NTTのAIOWN戦略とは|AI時代のデータセンター拡張を解説

NTTがAI時代に打ち出した新戦略 AIOWNと国内外データセンター拡張の全体像

AI時代に向けてNTTが打ち出した新戦略

NTT、NTTデータグループ、NTTドコモビジネスの3社は2026年4月27日、AI活用の進展に合わせたAIネイティブインフラ「AIOWN」の展開を発表しました。
あわせてNTTは、国内データセンターのIT電力容量を現状の約300MWから、2033年度に約1GWへ拡張する方針を示しました。
生成AIをはじめとするAI利用の拡大により、企業や社会インフラを支える計算基盤、通信基盤、電力基盤の重要性は高まっています。
今回の発表は、AI時代を支える基盤整備をNTTグループとして本格化させる動きと位置付けられます。

AIOWNとは何か

AIOWNは、AI利用の急拡大を背景に、用途に応じてGPUなどの計算リソース、ネットワーク、電力を最適化するAIネイティブインフラです。
エッジまで含めたセキュアな利用環境と、統合運用の実現を目指す構想でもあります。
生成AIの普及によって、AIワークロードは学習中心から推論中心へ移行しつつあります。
推論とは、学習済みのAIモデルを使って回答生成や判断を行う処理のことです。
企業活動や社会インフラの中でAIを常時活用する時代に向けて、従来以上に柔軟で高度な基盤が求められています。

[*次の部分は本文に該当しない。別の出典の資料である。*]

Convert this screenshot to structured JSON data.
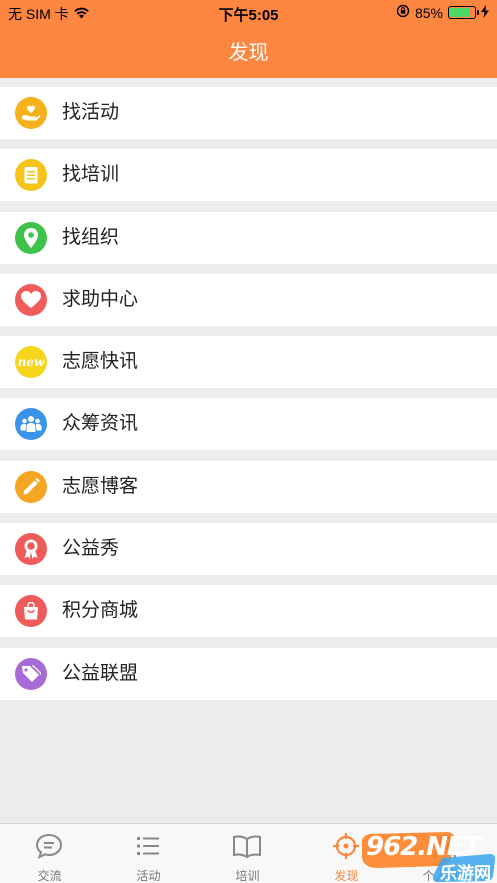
{
  "status_bar": {
    "carrier": "无 SIM 卡",
    "time": "下午5:05",
    "battery_percent": "85%",
    "battery_level": 0.85
  },
  "nav": {
    "title": "发现"
  },
  "menu": [
    {
      "label": "找活动",
      "icon": "hand-heart-icon",
      "color": "#f5b21b"
    },
    {
      "label": "找培训",
      "icon": "notepad-icon",
      "color": "#f5c319"
    },
    {
      "label": "找组织",
      "icon": "map-pin-icon",
      "color": "#3fc24b"
    },
    {
      "label": "求助中心",
      "icon": "heart-icon",
      "color": "#f05b5b"
    },
    {
      "label": "志愿快讯",
      "icon": "new-badge-icon",
      "color": "#f7d51c",
      "badge_text": "new"
    },
    {
      "label": "众筹资讯",
      "icon": "people-group-icon",
      "color": "#3a94e8"
    },
    {
      "label": "志愿博客",
      "icon": "pencil-icon",
      "color": "#f5a623"
    },
    {
      "label": "公益秀",
      "icon": "award-ribbon-icon",
      "color": "#ef5b5b"
    },
    {
      "label": "积分商城",
      "icon": "shopping-bag-icon",
      "color": "#ef5b5b"
    },
    {
      "label": "公益联盟",
      "icon": "tags-icon",
      "color": "#a66bd6"
    }
  ],
  "tabbar": {
    "tabs": [
      {
        "label": "交流",
        "icon": "chat-bubble-icon"
      },
      {
        "label": "活动",
        "icon": "list-icon"
      },
      {
        "label": "培训",
        "icon": "open-book-icon"
      },
      {
        "label": "发现",
        "icon": "crosshair-icon",
        "active": true
      },
      {
        "label": "个人中心",
        "icon": "person-icon"
      }
    ],
    "active_color": "#fd8641"
  },
  "watermark": {
    "text_top": "962.NET",
    "text_bottom": "乐游网"
  },
  "colors": {
    "header": "#fd8641",
    "background": "#ececec"
  }
}
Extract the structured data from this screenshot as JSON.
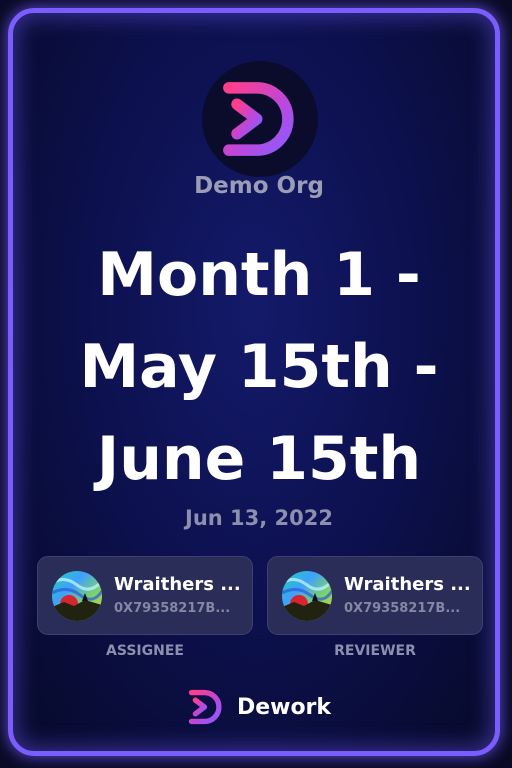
{
  "org": {
    "name": "Demo Org",
    "logo_icon": "dework-logo-icon"
  },
  "task": {
    "title": "Month 1 - May 15th - June 15th",
    "date": "Jun 13, 2022"
  },
  "people": {
    "assignee": {
      "name": "Wraithers ...",
      "address": "0X79358217B...",
      "role": "ASSIGNEE",
      "avatar_icon": "aurora-avatar"
    },
    "reviewer": {
      "name": "Wraithers ...",
      "address": "0X79358217B...",
      "role": "REVIEWER",
      "avatar_icon": "aurora-avatar"
    }
  },
  "footer": {
    "brand": "Dework",
    "brand_icon": "dework-logo-icon"
  },
  "colors": {
    "border": "#7a5cff",
    "background": "#0d1150",
    "logo_gradient_start": "#ff3e8a",
    "logo_gradient_end": "#8b5cff",
    "card_bg": "#2a2d58"
  }
}
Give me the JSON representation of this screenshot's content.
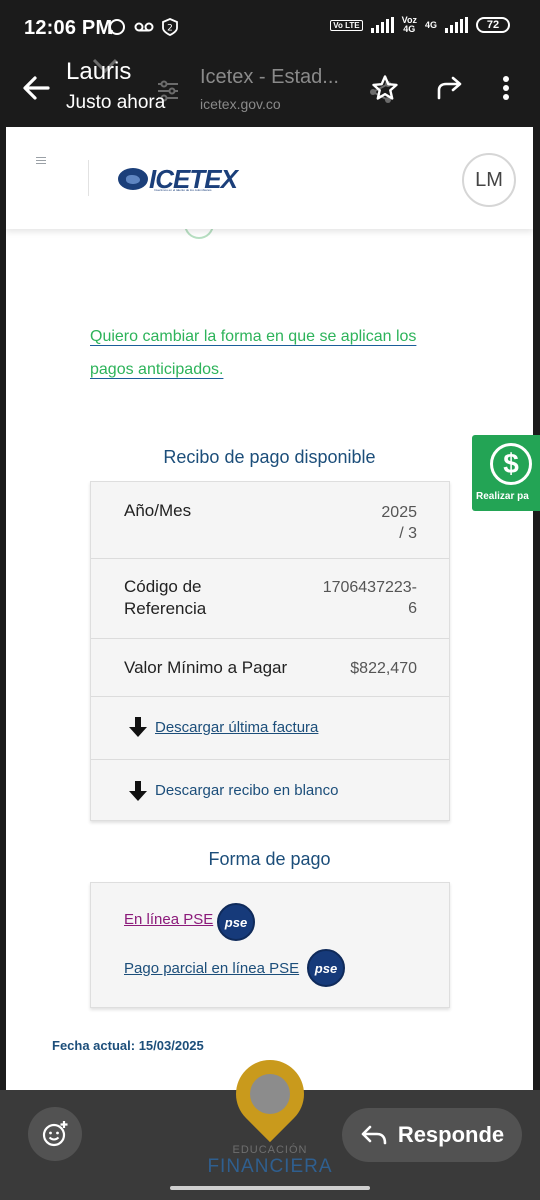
{
  "status_bar": {
    "time": "12:06 PM",
    "network_1": "Vo LTE",
    "network_2_top": "Voz",
    "network_2_bottom": "4G",
    "network_3": "4G",
    "battery": "72"
  },
  "chat_header": {
    "contact_name": "Lauris",
    "contact_status": "Justo ahora",
    "page_title": "Icetex - Estad...",
    "page_domain": "icetex.gov.co"
  },
  "site": {
    "logo_text": "ICETEX",
    "logo_tagline": "Invertimos en el talento de los colombianos",
    "avatar_initials": "LM",
    "change_link": "Quiero cambiar la forma en que se aplican los pagos anticipados.",
    "receipt_title": "Recibo de pago disponible",
    "receipt": {
      "year_month_label": "Año/Mes",
      "year_month_value_1": "2025",
      "year_month_value_2": "/ 3",
      "reference_label_1": "Código de",
      "reference_label_2": "Referencia",
      "reference_value_1": "1706437223-",
      "reference_value_2": "6",
      "min_value_label": "Valor Mínimo a Pagar",
      "min_value": "$822,470",
      "download_last": "Descargar última factura",
      "download_blank": "Descargar recibo en blanco"
    },
    "payment_title": "Forma de pago",
    "payment": {
      "online_pse": "En línea PSE",
      "partial_pse": "Pago parcial en línea PSE",
      "pse_badge": "pse"
    },
    "current_date": "Fecha actual: 15/03/2025",
    "side_pay_label": "Realizar pa"
  },
  "bottom_bar": {
    "reply_label": "Responde",
    "edu_small": "EDUCACIÓN",
    "edu_big": "FINANCIERA"
  },
  "colors": {
    "accent_green": "#2db35a",
    "brand_blue": "#1c4e7a",
    "link_purple": "#8b1a7a"
  }
}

NTTは、こうした需要拡大に対応するため、データセンターの拡張や液冷対応の高度化を進めます。
さらに、複数拠点のGPUを柔軟に利用できるリソースマネジメント機能も順次拡張していく方針です。
AIの学習から推論、企業システムや社会インフラでの活用までを支える基盤として、AIOWNを中核に据える構えです。

国内データセンター戦略の柱

NTTグループは、日本全国47都道府県に160拠点以上のデータセンターを展開しています。
国内データセンター市場でシェアNo.1を掲げており、今回の発表では、こうした既存基盤を土台にしたAIインフラ強化の方向性が示されました。
具体的には、都市型、郊外型、分散型を組み合わせた多層的なAIインフラを整備していきます。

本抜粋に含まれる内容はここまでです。